The most fun superhero comic to be published this year didn't come from Marvel or DC Comics. Instead, it was a book published earlier this month by First Second called Battling Boy. I've been a fan of comics artist Paul Pope for almost twenty years, but he's always been an artist whose potential far outweighed his output. He's never made a book that fully lived up to his considerable skill as a cartoonist, until now.
Battling Boy is, on its face, an homage to Jack Kirby. The comics industry is lousy with Kirby homages—and it's lousy with lousy Kirby homages—but this is a book that manages to pull off the spirit of Kirby without getting too caught up in blind worship. The title character of Battling Boy is the son of a god-king from another dimension. His father wears an impractically huge helmet and travels space and time in search of adventure. He sends his son, a lanky, ordinary looking teenaged boy, to Earth ("a place built for heroes") on what he calls "a-rambling."
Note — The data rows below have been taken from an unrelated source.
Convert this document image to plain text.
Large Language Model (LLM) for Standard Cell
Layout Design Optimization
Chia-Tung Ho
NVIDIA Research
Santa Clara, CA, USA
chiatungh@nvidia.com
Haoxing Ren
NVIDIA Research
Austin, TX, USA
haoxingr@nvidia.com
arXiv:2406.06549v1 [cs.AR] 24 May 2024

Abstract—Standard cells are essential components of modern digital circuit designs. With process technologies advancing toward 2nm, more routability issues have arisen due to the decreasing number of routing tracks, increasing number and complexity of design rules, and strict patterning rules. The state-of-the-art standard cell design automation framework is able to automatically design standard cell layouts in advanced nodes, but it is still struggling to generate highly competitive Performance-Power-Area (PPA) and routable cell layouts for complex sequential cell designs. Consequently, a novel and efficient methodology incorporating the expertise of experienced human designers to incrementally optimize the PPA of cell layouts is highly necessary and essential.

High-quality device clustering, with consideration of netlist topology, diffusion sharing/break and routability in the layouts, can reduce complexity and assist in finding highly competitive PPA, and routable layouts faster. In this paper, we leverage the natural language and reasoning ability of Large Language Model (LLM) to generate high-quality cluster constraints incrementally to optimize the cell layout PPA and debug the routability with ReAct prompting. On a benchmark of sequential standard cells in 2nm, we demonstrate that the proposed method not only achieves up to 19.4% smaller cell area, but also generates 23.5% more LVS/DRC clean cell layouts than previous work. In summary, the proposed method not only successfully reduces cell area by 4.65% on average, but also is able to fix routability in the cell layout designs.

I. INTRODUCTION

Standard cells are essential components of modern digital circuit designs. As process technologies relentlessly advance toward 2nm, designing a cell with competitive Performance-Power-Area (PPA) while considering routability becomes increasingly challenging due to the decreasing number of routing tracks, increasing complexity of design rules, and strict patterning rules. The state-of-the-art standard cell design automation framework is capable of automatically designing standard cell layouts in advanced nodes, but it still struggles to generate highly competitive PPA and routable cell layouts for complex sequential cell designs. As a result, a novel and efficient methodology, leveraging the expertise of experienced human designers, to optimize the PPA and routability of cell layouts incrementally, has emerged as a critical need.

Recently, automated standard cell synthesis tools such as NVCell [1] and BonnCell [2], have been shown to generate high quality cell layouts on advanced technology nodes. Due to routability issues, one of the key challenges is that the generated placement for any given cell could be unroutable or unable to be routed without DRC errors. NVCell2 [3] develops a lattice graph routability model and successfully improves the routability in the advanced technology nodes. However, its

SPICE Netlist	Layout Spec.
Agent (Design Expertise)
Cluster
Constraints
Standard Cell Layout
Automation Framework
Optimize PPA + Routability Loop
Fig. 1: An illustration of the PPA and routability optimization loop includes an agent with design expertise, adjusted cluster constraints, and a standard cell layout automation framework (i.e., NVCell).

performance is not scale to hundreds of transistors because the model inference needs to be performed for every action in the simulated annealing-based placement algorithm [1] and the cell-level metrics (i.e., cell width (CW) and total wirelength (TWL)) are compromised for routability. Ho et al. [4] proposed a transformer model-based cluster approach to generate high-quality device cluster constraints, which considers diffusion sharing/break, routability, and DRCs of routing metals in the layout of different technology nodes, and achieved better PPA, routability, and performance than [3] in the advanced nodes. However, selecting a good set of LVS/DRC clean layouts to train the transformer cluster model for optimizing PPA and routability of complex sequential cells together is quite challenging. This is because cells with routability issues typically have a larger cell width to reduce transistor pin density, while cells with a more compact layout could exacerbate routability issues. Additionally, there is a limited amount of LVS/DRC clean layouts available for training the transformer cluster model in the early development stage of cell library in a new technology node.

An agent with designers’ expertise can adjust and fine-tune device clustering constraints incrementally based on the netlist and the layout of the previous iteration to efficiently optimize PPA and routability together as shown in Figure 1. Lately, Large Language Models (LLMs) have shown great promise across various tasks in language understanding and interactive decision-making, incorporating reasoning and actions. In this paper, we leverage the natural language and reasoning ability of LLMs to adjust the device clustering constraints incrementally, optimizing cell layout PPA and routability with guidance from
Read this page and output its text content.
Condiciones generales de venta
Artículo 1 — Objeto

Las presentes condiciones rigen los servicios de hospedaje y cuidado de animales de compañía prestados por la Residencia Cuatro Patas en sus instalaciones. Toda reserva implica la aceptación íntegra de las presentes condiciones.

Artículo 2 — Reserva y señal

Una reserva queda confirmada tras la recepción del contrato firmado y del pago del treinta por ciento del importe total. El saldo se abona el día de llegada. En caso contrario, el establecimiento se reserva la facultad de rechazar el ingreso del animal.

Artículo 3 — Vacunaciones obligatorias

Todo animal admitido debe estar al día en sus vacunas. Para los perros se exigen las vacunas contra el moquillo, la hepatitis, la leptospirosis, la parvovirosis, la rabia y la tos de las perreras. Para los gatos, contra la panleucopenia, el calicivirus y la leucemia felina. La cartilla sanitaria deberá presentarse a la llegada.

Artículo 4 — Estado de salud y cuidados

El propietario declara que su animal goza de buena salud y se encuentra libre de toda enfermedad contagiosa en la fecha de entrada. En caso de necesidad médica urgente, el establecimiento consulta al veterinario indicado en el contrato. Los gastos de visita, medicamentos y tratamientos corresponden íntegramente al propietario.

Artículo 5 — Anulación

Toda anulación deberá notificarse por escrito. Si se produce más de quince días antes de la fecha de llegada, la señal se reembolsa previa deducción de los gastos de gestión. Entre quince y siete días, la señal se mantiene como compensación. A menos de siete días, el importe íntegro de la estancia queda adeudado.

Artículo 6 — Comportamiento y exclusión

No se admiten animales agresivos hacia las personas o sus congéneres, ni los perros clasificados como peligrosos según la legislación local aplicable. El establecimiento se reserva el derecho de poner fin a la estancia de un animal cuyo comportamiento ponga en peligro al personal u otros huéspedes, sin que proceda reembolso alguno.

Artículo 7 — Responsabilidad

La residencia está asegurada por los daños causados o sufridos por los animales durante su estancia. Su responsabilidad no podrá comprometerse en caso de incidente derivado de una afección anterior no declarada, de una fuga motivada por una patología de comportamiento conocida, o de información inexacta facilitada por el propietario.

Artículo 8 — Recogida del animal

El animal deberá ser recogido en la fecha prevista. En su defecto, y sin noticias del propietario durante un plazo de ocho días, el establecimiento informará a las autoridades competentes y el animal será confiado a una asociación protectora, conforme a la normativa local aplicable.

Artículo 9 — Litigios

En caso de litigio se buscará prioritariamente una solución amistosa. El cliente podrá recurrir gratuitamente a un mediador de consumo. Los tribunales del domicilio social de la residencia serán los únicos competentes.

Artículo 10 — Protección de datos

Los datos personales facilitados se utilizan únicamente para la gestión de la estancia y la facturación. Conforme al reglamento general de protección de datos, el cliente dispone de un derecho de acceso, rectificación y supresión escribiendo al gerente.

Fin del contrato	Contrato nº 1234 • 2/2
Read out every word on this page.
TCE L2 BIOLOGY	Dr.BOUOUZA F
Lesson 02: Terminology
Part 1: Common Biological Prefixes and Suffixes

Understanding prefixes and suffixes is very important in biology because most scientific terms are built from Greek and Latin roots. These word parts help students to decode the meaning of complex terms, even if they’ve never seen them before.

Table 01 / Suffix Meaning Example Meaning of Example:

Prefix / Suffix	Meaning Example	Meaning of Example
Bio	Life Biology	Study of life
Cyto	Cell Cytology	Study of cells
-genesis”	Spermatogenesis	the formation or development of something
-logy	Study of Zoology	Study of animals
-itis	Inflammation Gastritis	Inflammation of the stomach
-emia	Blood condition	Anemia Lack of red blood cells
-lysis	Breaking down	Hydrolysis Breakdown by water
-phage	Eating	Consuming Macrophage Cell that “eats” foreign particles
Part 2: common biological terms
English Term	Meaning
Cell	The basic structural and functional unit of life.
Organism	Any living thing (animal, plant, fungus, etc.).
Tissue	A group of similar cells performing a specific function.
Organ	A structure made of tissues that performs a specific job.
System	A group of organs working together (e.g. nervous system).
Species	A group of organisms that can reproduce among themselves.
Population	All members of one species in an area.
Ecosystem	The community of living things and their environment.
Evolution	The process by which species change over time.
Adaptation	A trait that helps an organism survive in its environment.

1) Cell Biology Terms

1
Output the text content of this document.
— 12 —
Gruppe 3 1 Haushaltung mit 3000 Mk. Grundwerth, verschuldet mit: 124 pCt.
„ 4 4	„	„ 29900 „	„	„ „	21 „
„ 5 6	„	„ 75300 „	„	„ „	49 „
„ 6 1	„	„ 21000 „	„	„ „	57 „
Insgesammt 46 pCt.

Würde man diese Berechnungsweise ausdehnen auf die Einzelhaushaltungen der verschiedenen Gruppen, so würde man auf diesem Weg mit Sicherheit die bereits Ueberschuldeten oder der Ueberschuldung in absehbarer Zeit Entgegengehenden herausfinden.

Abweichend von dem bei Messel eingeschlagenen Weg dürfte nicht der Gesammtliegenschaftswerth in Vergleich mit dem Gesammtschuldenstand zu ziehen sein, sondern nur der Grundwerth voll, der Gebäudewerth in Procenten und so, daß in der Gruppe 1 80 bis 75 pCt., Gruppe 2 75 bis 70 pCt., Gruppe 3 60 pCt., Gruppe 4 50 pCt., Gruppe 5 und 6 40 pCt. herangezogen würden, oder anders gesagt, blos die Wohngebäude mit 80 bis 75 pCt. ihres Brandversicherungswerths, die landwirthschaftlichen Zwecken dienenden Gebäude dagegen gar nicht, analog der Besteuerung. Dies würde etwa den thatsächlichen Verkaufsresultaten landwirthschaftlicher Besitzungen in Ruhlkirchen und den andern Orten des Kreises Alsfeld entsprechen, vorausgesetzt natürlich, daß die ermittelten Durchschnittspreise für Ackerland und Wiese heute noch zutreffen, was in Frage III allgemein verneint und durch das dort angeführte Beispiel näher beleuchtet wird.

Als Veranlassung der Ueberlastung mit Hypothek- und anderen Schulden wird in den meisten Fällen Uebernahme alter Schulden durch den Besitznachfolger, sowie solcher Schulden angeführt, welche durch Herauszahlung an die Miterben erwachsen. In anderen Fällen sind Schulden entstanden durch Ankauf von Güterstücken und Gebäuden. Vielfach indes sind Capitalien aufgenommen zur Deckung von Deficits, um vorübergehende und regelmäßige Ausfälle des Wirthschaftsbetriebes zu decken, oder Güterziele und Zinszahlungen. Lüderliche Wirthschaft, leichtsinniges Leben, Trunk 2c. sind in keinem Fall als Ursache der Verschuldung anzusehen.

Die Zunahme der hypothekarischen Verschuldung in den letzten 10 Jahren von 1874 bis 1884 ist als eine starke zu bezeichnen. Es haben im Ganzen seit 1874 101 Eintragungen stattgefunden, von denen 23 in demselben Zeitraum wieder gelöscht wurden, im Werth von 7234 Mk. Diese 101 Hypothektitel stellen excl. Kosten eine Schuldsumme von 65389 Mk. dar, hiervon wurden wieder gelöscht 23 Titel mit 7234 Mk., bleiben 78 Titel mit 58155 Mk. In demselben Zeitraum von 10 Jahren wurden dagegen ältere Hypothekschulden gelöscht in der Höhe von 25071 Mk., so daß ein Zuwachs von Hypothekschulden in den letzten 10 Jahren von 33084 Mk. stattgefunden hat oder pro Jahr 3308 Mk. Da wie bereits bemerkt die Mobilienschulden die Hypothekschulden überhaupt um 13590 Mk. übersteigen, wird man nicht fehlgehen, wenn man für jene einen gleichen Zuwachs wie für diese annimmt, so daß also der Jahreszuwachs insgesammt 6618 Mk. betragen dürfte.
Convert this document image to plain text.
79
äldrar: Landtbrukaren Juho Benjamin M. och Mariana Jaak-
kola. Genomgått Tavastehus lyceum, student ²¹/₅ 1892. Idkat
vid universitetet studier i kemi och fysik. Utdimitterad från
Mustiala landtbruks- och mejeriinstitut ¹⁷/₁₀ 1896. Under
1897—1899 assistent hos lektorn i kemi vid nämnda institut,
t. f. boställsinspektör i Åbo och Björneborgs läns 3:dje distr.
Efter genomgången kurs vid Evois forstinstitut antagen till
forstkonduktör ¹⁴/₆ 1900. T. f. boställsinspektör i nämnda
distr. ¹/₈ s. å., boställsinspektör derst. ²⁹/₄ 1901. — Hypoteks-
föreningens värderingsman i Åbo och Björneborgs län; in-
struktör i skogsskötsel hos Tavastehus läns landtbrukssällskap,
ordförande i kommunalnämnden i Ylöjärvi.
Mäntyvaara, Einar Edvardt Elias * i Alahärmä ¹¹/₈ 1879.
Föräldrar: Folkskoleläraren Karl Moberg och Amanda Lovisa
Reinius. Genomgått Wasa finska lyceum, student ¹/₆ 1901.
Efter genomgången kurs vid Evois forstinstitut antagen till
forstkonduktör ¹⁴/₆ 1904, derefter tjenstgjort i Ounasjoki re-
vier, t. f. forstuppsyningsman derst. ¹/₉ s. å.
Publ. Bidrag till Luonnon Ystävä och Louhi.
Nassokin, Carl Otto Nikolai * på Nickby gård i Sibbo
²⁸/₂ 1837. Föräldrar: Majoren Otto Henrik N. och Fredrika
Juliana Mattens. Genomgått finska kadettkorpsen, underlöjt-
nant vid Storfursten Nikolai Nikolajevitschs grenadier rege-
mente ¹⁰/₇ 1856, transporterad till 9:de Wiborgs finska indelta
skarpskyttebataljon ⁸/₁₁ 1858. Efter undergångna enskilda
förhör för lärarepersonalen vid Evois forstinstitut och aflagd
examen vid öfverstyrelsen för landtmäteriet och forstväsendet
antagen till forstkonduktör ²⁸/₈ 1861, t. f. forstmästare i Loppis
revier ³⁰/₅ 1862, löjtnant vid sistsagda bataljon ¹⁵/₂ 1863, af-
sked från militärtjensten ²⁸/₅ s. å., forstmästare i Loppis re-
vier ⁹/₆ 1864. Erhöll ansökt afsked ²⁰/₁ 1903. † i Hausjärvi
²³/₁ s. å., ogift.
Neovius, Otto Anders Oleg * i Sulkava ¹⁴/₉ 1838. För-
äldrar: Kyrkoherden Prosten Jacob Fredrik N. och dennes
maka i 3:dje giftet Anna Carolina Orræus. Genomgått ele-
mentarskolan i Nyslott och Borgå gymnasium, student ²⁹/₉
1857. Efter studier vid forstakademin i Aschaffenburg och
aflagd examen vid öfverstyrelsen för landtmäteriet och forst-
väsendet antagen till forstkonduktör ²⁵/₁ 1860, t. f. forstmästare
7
The inventiveness of Battling Boy is its real charm. The monsters are silly doodles springing to life on the page, belching fire and waggling their crooked teeth around menacingly. Pope's messy style evokes Kirby, but it doesn't slavishly imitate him; all the characters have Pope's signature beestung lips, and the linework is brash and subliminally sexual in a way that most American comics artists can't seem to manage. Battling Boy's powers come from his collection of magic t-shirts. Each shirt has a different animal on it—a bull, a lion, a t-rex—and he gains the power of whichever animal he decides to wear. ("The pictures [on the shirts]—they appear to shimmer and shift, as if they were alive! These were painted," Battling Boy explains, "with inks made of pulverized moonblood!") It's a great gimmick, one that you can imagine Jack Kirby laughing over. Battling Boy quickly develops its own mythology, creating a world where the sole apparent superhero, a cross between Batman and the Rocketeer, dies, leaving his daughter with a bunch of beautiful toys and a mission that will surely set her onto a collision course with Battling Boy.
The only problem I have with Battling Boy is that it ends abruptly, and there's no indication in the book that the story will continue anywhere. (I checked with First Second, and Pope is thankfully at work on a second volume of the book now.) This is a great book to give to kids who are interested in comics but who maybe need exposure to something a little more artistic than the standard superhero stuff. For someone who was raised on superhero comics, it's a great little jolt to the brain-stem.